The shadows in the monster's face look good. This is a really good painting.


----------



## abt2k15 (Jan 9, 2016)

thank you for the comment  much appreciated. another suggestion i got was to move things up a little so the vocal point isnt that hard pressed to the bottom and added quite alot of details and color variations to the face in the hope the dragon form can be better read ( or rather imaginated since i dont have alot of space for the body ) - long story short i think im finished with it. but never say never haha.


----------



## Susan Mulno (Apr 13, 2015)

I am no judge of this style but you have a lot of great detail! Love the color scheme!


----------



## abt2k15 (Jan 9, 2016)

thank you for your comment  its ok for everyone to judge my paintings tho. if there is something you dont like even if its just personal taste i really would love to know. it can only help me understand how other humans perceive my artworks. it helps so much even if i dont agree with whats being said or suggested it makes me think about it which i probably wouldnt have otherwhise.

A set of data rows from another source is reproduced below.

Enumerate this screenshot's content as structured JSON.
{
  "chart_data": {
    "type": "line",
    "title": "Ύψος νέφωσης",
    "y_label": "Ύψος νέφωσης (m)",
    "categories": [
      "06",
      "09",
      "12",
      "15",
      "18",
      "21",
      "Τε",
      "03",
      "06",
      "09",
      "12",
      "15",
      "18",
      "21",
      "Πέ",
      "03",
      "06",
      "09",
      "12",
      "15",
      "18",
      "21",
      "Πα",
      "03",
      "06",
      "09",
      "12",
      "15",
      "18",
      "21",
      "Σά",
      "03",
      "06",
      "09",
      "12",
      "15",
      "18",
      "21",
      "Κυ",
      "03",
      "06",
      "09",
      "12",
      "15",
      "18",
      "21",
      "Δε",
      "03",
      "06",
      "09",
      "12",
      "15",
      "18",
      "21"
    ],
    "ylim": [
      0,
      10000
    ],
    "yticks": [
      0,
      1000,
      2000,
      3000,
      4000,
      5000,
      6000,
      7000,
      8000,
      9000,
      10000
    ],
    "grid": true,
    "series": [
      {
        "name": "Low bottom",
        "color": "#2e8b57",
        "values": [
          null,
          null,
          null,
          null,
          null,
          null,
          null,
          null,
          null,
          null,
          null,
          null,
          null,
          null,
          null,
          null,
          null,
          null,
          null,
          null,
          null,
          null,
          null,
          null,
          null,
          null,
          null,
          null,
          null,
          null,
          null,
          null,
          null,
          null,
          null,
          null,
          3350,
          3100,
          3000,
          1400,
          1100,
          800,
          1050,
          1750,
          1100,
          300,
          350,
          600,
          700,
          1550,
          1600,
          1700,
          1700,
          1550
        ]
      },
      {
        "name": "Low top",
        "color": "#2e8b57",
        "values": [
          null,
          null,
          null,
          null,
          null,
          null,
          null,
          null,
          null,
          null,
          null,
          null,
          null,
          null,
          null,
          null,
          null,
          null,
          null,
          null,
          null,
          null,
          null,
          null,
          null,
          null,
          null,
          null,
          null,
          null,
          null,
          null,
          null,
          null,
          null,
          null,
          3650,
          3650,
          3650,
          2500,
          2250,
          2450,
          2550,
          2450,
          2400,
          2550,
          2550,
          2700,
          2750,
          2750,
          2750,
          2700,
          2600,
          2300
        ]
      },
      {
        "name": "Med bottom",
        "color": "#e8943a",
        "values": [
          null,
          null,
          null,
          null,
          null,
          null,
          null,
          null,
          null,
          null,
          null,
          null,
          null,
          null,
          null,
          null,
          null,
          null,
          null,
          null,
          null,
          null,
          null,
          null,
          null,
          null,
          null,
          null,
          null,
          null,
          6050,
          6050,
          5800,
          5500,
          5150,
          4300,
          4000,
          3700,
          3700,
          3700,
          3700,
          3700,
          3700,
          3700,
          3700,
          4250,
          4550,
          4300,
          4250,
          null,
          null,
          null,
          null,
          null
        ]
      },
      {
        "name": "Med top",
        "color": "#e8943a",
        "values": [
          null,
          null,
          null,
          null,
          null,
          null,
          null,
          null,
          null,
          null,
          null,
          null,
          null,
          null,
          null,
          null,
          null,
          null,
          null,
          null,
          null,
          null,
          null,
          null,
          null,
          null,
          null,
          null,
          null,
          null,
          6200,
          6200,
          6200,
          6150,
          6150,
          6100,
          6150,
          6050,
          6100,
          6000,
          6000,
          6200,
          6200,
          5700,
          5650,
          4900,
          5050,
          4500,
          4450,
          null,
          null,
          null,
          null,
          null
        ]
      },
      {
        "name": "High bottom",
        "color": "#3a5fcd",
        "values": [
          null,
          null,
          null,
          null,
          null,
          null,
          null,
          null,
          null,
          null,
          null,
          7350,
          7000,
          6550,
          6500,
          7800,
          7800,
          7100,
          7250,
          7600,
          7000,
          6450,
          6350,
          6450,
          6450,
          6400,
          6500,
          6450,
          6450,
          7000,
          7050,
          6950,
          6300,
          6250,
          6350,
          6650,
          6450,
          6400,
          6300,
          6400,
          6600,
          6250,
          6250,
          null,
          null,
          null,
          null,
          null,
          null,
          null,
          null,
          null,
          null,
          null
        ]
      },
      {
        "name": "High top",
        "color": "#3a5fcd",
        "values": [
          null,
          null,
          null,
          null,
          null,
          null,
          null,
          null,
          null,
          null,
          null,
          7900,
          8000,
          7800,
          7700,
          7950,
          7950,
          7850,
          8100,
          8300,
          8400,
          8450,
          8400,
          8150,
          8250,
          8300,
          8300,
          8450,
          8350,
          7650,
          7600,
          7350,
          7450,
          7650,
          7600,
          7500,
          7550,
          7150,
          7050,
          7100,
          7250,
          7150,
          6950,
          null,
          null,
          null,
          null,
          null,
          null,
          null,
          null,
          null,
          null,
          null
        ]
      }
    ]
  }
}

that being said - there will be a third final version of it from the looks of it ( if i pull it off ). someone on fb made a black/white paintover and it really makes sense even though eventually i loose a few hrs of detail work :/ but the paintover reads so well so i think its worth it if done correctly. the plan is to make the beam the only lightsource i.e. darken everyting arround it alot. i dont know how to tackle it yet. first plan is to strip all color. adjust the values and re color it... thing is i didnt want to use greyscale technique for that image ^^


----------



## abt2k15 (Jan 9, 2016)

maybe the final update haha


----------



## mil (Jul 25, 2016)

this looks really good! love the blue in the last update


----------



## abt2k15 (Jan 9, 2016)

thanks for the comment. new suggestion is to make it even darker.. idk about that tho. think i will leave it at that for a while and re-work the disbursement again
so the beam doesn come off that flat. this is basically the problem here. i want to show the fin but in theory it would be in the dark so i have to widen the beam and
give it more volume... somehow.


----------



## Mel_Robertson (Feb 23, 2016)

great work inspiring, I think it was better before you added the claws, it drew me in more when it was just knuckles because I had to look harder but I like how the face & human turned out


----------



## abt2k15 (Jan 9, 2016)

appreciate the feedback. i changed it because i got three different people critique/ not recognizing the claw at all for some reason  i re-worked the character again since i changed the lightsources from indifferent to just one(-ish ^^ ). like i mentioned somewhere a proffessional artist still isnt satisfied with it since the side of the head should be barely visible etc but i think im fine with as is for now.


----------